A few hands later, Annie has already folded when the FossilMan, with a ten and a nine, bets all his chips once again. It’s a smart play, the right move, but as the other cards fall on the table, they go against him. Even the smartest poker players can be undone by bad luck. Probabilities can help you forecast likelihoods, but they can’t guarantee the future. Just like that, the FossilMan is out of the tournament. As he stands to leave, he leans over to Annie.
“I know the hand you had earlier was really hard for you,” he tells her. “I want you to know that I had two kings and you made a good fold.”
When he says that, the knot of panic in her stomach melts. She’s been distracted ever since she folded against him. She’s been second-guessing herself, turning the hand over in her mind, trying to figure out if she played it right or wrong. Now her head is back in the game.
It’s normal, of course, to want to know how things will turn out. It’s scary when we realize how much rides on choices where we can’t predict the future. Will my baby be born healthy or sick? Will my fiancée and I still love each other ten years from now? Does my kid need private school or will the local public school teach her just as much? Making good decisions relies on forecasting the future, but forecasting is an imprecise, often terrifying, science because it forces us to confront how much we don’t know. The paradox of learning how to make better decisions is that it requires developing a comfort with doubt.
There are ways, however, of learning to grapple with uncertainty. There are methods for making a vague future more foreseeable by calculating, with some precision, what you do and don’t know.
Annie is still alive at the Tournament of Champions. She has enough chips to stay in the game. The dealer gives each player their next cards and another hand begins.
II.
In 2011, the federal Office of the Director of National Intelligence approached a handful of universities with grant money and asked them to participate in a project “to dramatically enhance the accuracy, precision, and timeliness of intelligence forecasts.” The idea was that each school would recruit a team of foreign affairs experts, and then ask them to make predictions about the future.
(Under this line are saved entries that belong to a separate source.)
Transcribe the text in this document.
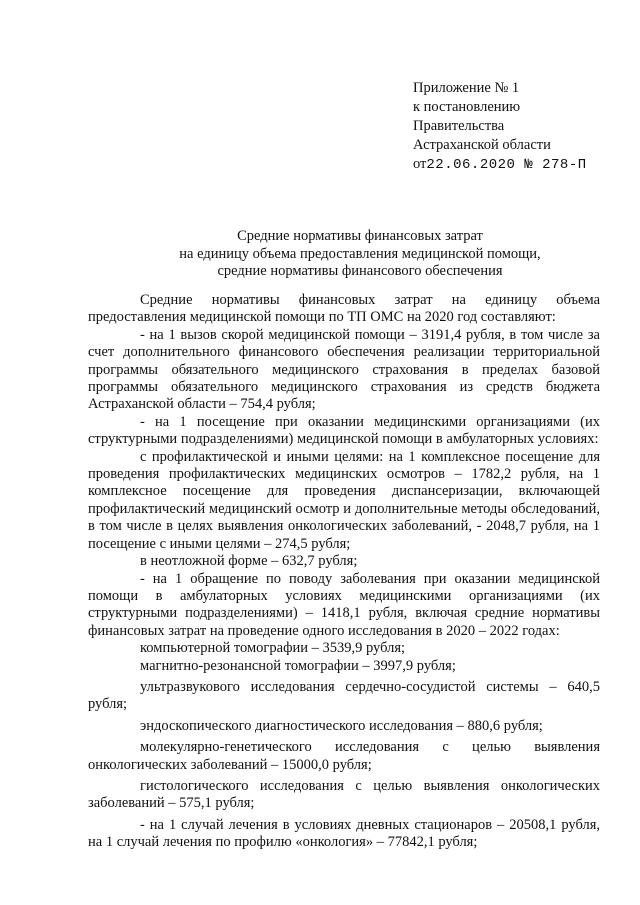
Приложение № 1
к постановлению
Правительства
Астраханской области
от22.06.2020 № 278-П
Средние нормативы финансовых затрат
на единицу объема предоставления медицинской помощи,
средние нормативы финансового обеспечения

Средние нормативы финансовых затрат на единицу объема предоставления медицинской помощи по ТП ОМС на 2020 год составляют:

- на 1 вызов скорой медицинской помощи – 3191,4 рубля, в том числе за счет дополнительного финансового обеспечения реализации территориальной программы обязательного медицинского страхования в пределах базовой программы обязательного медицинского страхования из средств бюджета Астраханской области – 754,4 рубля;

- на 1 посещение при оказании медицинскими организациями (их структурными подразделениями) медицинской помощи в амбулаторных условиях:

с профилактической и иными целями: на 1 комплексное посещение для проведения профилактических медицинских осмотров – 1782,2 рубля, на 1 комплексное посещение для проведения диспансеризации, включающей профилактический медицинский осмотр и дополнительные методы обследований, в том числе в целях выявления онкологических заболеваний, - 2048,7 рубля, на 1 посещение с иными целями – 274,5 рубля;

в неотложной форме – 632,7 рубля;

- на 1 обращение по поводу заболевания при оказании медицинской помощи в амбулаторных условиях медицинскими организациями (их структурными подразделениями) – 1418,1 рубля, включая средние нормативы финансовых затрат на проведение одного исследования в 2020 – 2022 годах:

компьютерной томографии – 3539,9 рубля;

магнитно-резонансной томографии – 3997,9 рубля;

ультразвукового исследования сердечно-сосудистой системы – 640,5 рубля;

эндоскопического диагностического исследования – 880,6 рубля;

молекулярно-генетического исследования с целью выявления онкологических заболеваний – 15000,0 рубля;

гистологического исследования с целью выявления онкологических заболеваний – 575,1 рубля;

- на 1 случай лечения в условиях дневных стационаров – 20508,1 рубля, на 1 случай лечения по профилю «онкология» – 77842,1 рубля;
Researchers would study who made the most accurate forecasts and, crucially, how they did it. Those insights, the government hoped, would help CIA analysts become better at their jobs.
Most of the universities that participated in the program took a standard approach. They sought out professors, graduate students, international policy researchers, and other specialists. Then they gave them questions no one yet knew the answers to—Will North Korea reenter arms talks by the end of the year? Will the Civic Platform party win the most seats in the Polish parliamentary elections?—and watched how they went about answering. Studying various approaches, everyone figured, would provide the CIA with some fresh ideas.
Two of the universities, however, took a different tack. A group of psychologists, statisticians, and political scientists from the University of Pennsylvania and the University of California–Berkeley, working together, decided to use the government’s money as an opportunity to see if they could train regular people to become better forecasters. This group called themselves “the Good Judgment Project,” and rather than recruit specialists, the GJP solicited thousands of people—lawyers, housewives, master’s students, voracious newspaper readers, and enrolled them in online forecasting classes that taught them different ways of thinking about the future. Then, after the training, those participants were asked to answer the same foreign affairs questions as the experts.